An application to record and report residents' duty hours.

Running the application

  1. Change the connection string in Web project's web.config. It's been tested with MS LocalDB but any flavor of SQL server should work.
  2. Run update-database from the package manager console. Be sure to target the DataAccess project. This will run the database migrations.
  3. Launch the application. The home page will list the users in the system. Clicking the link will run a duty analysis for that user and dispaly the results in the browser.

Application organization

The solution is organized to implement the onion architecture. That is to say that lower level abstractions should never depend on higher level abstractions. There is a core project that has as few dependencies as possible. Business domain objects, service interfaces, and BCL type extension methods could live here.

The next layer in the onion is the application project. This is where the implementation of business service interfaces could live. My preference is to separate business services into features. In this project, the "feature" is duty shift analysis and the folder structure reflects that.

Next is the Web project. The web project is really just the presentation layer. In a perfect world, no business logic should be performed in the presentation layer. Here, there's some query logic to get only the shifts for a specific user. This kind of thing would be better suited for the application layer.

Finally, there's the data access layer. The data access layer is actually special. It should lay outside of the onion altogether. In practice, it is a lower level dependency that should only be depended on by the application layer.

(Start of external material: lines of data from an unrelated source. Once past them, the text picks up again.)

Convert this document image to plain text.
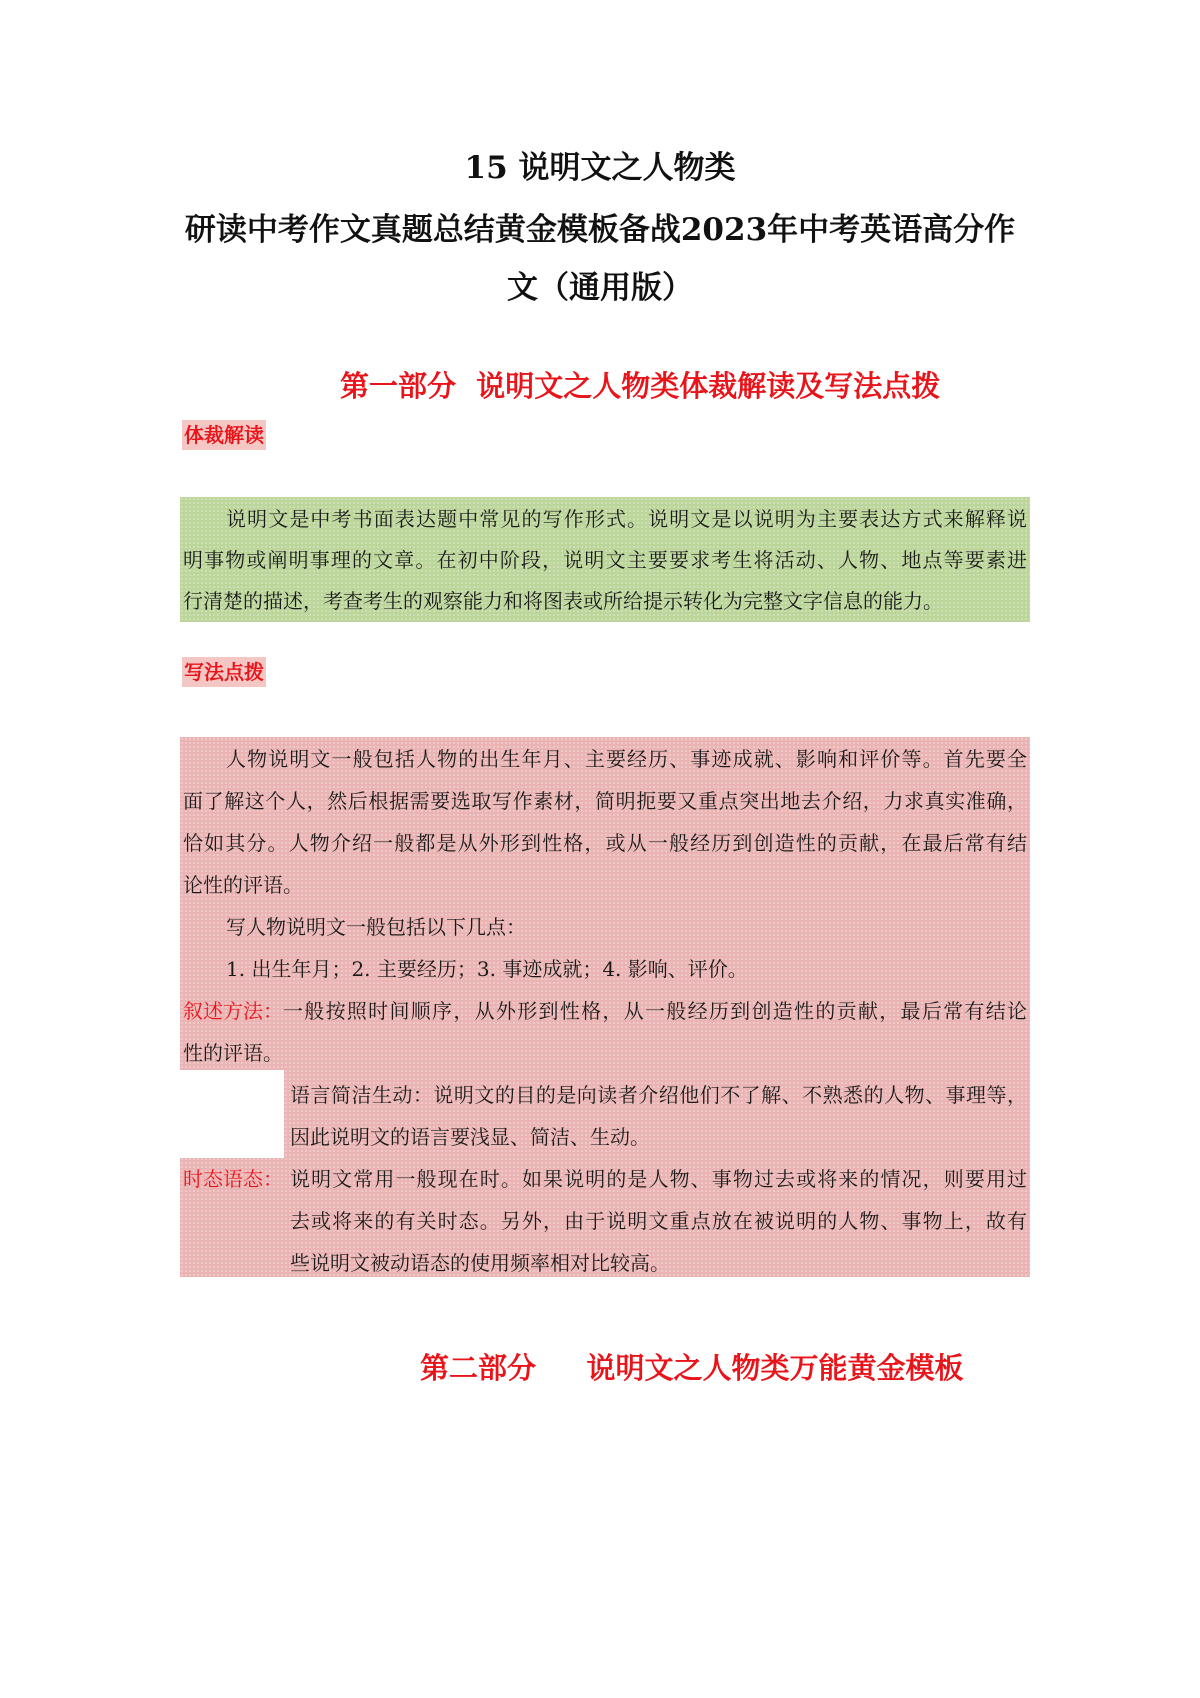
15 说明文之人物类
研读中考作文真题总结黄金模板备战2023年中考英语高分作
文（通用版）
第一部分  说明文之人物类体裁解读及写法点拨
体裁解读
说明文是中考书面表达题中常见的写作形式。说明文是以说明为主要表达方式来解释说
明事物或阐明事理的文章。在初中阶段，说明文主要要求考生将活动、人物、地点等要素进
行清楚的描述，考查考生的观察能力和将图表或所给提示转化为完整文字信息的能力。
写法点拨
人物说明文一般包括人物的出生年月、主要经历、事迹成就、影响和评价等。首先要全
面了解这个人，然后根据需要选取写作素材，简明扼要又重点突出地去介绍，力求真实准确，
恰如其分。人物介绍一般都是从外形到性格，或从一般经历到创造性的贡献，在最后常有结
论性的评语。
写人物说明文一般包括以下几点：
1. 出生年月；2. 主要经历；3. 事迹成就；4. 影响、评价。
叙述方法： 一般按照时间顺序，从外形到性格，从一般经历到创造性的贡献，最后常有结论
性的评语。
语言简洁生动：说明文的目的是向读者介绍他们不了解、不熟悉的人物、事理等，
因此说明文的语言要浅显、简洁、生动。
时态语态： 说明文常用一般现在时。如果说明的是人物、事物过去或将来的情况，则要用过
去或将来的有关时态。另外，由于说明文重点放在被说明的人物、事物上，故有
些说明文被动语态的使用频率相对比较高。
第二部分     说明文之人物类万能黄金模板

In terms of class structure, the SOLID principals act as my guideline. Practically, what that means is the duty shift analysis rules are each encoded into their own class that implement the same interface. This is an example of how the single responsibility principle (S in SOLID) can be applied.

Dependency inversion (D in SOLID) is accomplished through an inversion of control container, specifically Autofac.

The bits to pay attention to

  • Everything in the Application project
  • Data access except the Identity folder
  • The Tests project
  • startup.cs in web project
  • Duty analysis controller and accompanying view

I tried to mark autogenerated files at the top with a comment, but the VS scaffolding generates quite a bit of files. More or less, other than those listed above, the rest are generated.